Siap-siap, Pertalite Bakal Dihapus

Siap-siap, Pertalite Bakal Dihapus
Direktur Utama Pertamina Nicke Widyawati saat menghadiri Rapat Dengar Pendapat dengan Komisi VII DPR RI di Jakarta, Rabu (30/8/2023). (Foto: Website Pertamina)

WARTASULUH.COM, JAKARTA - PT Pertamina (Persero) mengungkapkan tengah berencana untuk menghapus BBM Pertalite bersubsidi mulai tahun depan. Nantinya, bahan bakar bersubsidi itu akan diganti dengan Pertamax Green 92, tapi tetap mendapatkan subsidi dari pemerintah.

Rencana tersebut diungkapkan oleh Direktur Utama Pertamina, Nicke Widyawati dalam rapat dengar pendapat (RDP) bersama Komisi VII DPR di Jakarta, Rabu (30/8/2023).

Nicke menjelaskan, rencana penghapusan itu merupakan bagian dari program Langit Biru untuk menurunkan emisi gas rumah kaca.
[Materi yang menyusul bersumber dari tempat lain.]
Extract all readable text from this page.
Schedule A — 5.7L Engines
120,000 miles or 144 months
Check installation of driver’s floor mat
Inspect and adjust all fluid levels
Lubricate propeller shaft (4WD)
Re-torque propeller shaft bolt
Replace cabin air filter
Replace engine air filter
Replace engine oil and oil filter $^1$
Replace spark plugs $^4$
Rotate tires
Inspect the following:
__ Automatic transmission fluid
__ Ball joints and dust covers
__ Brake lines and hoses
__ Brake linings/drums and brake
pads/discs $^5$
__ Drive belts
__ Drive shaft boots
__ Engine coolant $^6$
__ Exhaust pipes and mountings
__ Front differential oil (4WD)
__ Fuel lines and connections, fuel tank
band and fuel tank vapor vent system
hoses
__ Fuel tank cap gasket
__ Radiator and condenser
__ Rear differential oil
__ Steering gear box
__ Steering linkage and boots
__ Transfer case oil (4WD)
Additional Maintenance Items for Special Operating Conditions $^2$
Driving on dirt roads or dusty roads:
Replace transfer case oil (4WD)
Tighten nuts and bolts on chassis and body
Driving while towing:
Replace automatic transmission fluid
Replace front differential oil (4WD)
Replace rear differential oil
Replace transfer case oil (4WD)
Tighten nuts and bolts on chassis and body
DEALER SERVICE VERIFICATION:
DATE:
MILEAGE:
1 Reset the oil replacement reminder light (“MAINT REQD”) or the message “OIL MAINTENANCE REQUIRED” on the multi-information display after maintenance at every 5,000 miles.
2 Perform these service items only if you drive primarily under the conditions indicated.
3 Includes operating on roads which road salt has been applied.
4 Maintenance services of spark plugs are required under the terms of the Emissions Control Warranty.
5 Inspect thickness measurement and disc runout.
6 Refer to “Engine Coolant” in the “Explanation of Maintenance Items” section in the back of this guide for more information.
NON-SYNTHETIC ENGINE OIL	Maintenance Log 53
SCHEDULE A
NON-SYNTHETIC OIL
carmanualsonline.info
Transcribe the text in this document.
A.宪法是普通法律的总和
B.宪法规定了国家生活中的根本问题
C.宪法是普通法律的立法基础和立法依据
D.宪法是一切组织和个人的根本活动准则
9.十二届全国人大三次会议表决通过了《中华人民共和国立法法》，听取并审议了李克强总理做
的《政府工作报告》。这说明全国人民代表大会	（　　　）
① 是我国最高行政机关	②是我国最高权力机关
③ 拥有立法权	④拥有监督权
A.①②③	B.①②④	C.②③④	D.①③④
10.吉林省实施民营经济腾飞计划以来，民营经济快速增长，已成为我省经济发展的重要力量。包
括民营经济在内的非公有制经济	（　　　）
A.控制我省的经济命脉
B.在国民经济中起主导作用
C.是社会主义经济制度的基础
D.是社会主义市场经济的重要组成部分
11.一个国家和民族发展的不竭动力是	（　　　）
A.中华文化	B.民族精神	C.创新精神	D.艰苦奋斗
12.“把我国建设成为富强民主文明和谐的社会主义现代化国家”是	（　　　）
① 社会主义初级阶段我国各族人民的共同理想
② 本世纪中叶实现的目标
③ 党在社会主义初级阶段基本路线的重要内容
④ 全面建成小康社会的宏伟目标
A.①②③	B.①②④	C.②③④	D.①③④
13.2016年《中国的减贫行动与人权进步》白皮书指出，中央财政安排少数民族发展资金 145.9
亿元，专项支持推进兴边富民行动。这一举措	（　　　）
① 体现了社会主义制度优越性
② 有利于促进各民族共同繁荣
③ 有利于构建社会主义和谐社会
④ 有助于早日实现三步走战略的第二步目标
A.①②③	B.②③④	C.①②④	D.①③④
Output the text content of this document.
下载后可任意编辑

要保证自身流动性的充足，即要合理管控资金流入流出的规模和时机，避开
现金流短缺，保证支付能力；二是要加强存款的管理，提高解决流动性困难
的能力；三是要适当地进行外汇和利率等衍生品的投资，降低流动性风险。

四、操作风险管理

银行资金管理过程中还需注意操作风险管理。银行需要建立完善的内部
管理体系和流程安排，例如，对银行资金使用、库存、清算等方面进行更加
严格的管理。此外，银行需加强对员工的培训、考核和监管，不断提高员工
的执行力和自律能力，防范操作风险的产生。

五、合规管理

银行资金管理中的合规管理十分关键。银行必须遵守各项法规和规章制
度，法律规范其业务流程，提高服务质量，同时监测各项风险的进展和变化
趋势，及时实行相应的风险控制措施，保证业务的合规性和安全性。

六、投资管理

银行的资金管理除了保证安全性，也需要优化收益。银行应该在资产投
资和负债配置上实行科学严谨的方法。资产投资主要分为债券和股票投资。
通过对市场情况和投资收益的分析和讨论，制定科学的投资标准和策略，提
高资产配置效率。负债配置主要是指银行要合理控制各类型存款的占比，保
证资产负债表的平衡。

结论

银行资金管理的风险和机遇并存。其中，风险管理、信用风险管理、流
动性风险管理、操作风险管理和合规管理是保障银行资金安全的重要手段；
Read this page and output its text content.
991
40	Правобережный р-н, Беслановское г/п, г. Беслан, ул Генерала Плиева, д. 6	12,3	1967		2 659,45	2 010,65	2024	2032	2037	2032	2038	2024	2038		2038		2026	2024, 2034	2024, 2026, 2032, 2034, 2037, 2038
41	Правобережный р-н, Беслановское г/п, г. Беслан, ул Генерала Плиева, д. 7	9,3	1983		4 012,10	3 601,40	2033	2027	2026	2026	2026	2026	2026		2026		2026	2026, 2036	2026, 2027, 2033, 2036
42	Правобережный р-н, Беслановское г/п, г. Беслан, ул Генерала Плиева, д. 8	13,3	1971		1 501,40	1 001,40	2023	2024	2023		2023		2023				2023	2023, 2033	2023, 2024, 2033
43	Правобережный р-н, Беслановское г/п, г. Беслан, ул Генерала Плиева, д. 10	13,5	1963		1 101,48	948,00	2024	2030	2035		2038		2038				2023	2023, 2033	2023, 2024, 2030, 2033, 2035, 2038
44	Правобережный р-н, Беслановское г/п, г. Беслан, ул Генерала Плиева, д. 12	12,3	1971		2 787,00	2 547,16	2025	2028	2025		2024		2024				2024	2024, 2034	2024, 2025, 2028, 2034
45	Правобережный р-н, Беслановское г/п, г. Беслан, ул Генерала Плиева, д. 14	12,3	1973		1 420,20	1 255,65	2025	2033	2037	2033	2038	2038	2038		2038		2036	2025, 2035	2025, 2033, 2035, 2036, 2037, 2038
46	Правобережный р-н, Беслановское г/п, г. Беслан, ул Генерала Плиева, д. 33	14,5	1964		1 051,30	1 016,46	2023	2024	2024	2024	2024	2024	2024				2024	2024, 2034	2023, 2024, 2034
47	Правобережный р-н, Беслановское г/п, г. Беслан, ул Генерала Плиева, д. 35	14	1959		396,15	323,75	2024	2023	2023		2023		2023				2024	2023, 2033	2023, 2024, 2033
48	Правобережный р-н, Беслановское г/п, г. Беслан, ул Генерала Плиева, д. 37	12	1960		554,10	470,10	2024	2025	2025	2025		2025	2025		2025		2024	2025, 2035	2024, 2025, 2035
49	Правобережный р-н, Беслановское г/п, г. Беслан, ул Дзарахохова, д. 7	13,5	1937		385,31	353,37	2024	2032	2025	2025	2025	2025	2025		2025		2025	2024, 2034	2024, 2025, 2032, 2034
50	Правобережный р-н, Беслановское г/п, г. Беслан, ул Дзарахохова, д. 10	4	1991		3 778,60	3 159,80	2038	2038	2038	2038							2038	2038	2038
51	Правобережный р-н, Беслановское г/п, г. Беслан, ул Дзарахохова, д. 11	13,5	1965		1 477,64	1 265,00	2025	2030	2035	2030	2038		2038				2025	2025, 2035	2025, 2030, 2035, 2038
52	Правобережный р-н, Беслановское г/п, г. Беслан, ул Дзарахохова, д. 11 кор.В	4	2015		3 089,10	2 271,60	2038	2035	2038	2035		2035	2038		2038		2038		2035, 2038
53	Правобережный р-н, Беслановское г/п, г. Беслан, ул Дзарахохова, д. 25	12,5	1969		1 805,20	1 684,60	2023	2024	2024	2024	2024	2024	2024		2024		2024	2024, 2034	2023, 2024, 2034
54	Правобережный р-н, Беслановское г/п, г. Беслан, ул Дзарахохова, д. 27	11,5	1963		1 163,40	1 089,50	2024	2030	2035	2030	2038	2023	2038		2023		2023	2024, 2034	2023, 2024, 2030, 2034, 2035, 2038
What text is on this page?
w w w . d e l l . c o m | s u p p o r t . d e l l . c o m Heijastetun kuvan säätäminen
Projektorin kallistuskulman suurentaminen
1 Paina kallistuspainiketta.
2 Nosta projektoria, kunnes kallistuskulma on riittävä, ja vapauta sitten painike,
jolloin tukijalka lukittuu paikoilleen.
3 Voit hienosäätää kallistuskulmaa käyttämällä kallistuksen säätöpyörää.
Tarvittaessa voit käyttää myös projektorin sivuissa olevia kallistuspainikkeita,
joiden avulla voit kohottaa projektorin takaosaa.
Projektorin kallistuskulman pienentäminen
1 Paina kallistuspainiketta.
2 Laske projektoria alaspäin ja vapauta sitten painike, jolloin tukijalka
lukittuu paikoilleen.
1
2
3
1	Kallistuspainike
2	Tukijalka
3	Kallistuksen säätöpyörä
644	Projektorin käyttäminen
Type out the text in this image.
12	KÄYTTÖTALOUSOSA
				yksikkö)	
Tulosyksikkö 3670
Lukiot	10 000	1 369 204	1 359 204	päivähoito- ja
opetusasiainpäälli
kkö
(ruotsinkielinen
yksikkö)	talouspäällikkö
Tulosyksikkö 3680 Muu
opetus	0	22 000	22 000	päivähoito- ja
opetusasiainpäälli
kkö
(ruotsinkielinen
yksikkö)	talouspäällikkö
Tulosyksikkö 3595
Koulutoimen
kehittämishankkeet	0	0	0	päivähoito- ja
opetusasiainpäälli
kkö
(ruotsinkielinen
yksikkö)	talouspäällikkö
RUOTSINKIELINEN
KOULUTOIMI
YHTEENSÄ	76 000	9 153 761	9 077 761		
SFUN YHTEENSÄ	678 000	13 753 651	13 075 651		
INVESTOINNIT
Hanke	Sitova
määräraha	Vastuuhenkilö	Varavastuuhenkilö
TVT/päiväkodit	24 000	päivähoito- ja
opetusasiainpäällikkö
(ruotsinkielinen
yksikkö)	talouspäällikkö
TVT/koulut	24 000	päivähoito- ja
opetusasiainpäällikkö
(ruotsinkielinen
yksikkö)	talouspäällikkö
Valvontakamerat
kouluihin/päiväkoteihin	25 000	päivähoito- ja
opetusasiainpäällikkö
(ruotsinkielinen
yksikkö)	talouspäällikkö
Pada program Langit Biru Tahap 1, Pertamina telah menaikkan produk BBM subsidi dari BBM RON 88 Premium menjadi RON 90 Pertalite. 

Seperti diketahui, BBM Premium telah resmi dihapus sejak 1 Januari 2023. “Jadi, di 2024, kita akan lanjutkan sesuai rencana program Langit Biru Tahap 2, di mana BBM bersubsidi kita naikkan dari RON 90 ke RON 92 (Pertamax) karena KLHK menyatakan oktan number yang boleh dijual di Indonesia minimum 90,” kata Nicke dalam rapat tersebut.

Namun, Nicke menjelaskan, Pertamina sekaligus akan mengubah Pertamax menjadi Pertamax Green 92. Meski dengan nilai oktan yang sama, produk yang akan diluncurkan itu lebih rendah emisi karena dicampur dengan bioetanol dari molases tebu.

Adapun Pertamax Green 92 itu dibuat dengan pencampuran antara BB RON Pertalite etanol 7 persen atau E7. “Jadi, mohon dukungannya, kami akan keluarkan lagi yang kita sebut sebagai Pertamax Green 92. Sebetulnya ini Pertalite kita campur dengan etanol sehingga naik oktannya,” kata dia.

Dengan demikian, Nicke menuturkan, pada 2024 Pertamina hanya akan memiliki tiga produk gasoline, yakni Pertamax Green 92, Pertamax Green 95 yang juga baru diluncurkan, serta Pertamax Turbo dengan RON 98. Adapun soal harga Pertamax Green 92, Nicke belum menjelaskan lebih lanjut. Namun, berkaca dari produk Pertamax Green 95 yang baru diluncurkan, harga yang ditetapkan cukup kompetitif dan termurah dibandingkan RON 95 dari SPBU lain.

“Kompetitor jual RON 95 juga, tapi RON 95 kami green, tentu ini posisi yang baik dan sangat kompetitif,” ujarnya.

Agar harga Pertamax green semakin kompetitif, Pertamina berharap pemerintah dapat menghapus aturan cukai etanol demi mendukung pengembangan bahan bakar ramah lingkungan dengan campuran etanol dari molases tebu.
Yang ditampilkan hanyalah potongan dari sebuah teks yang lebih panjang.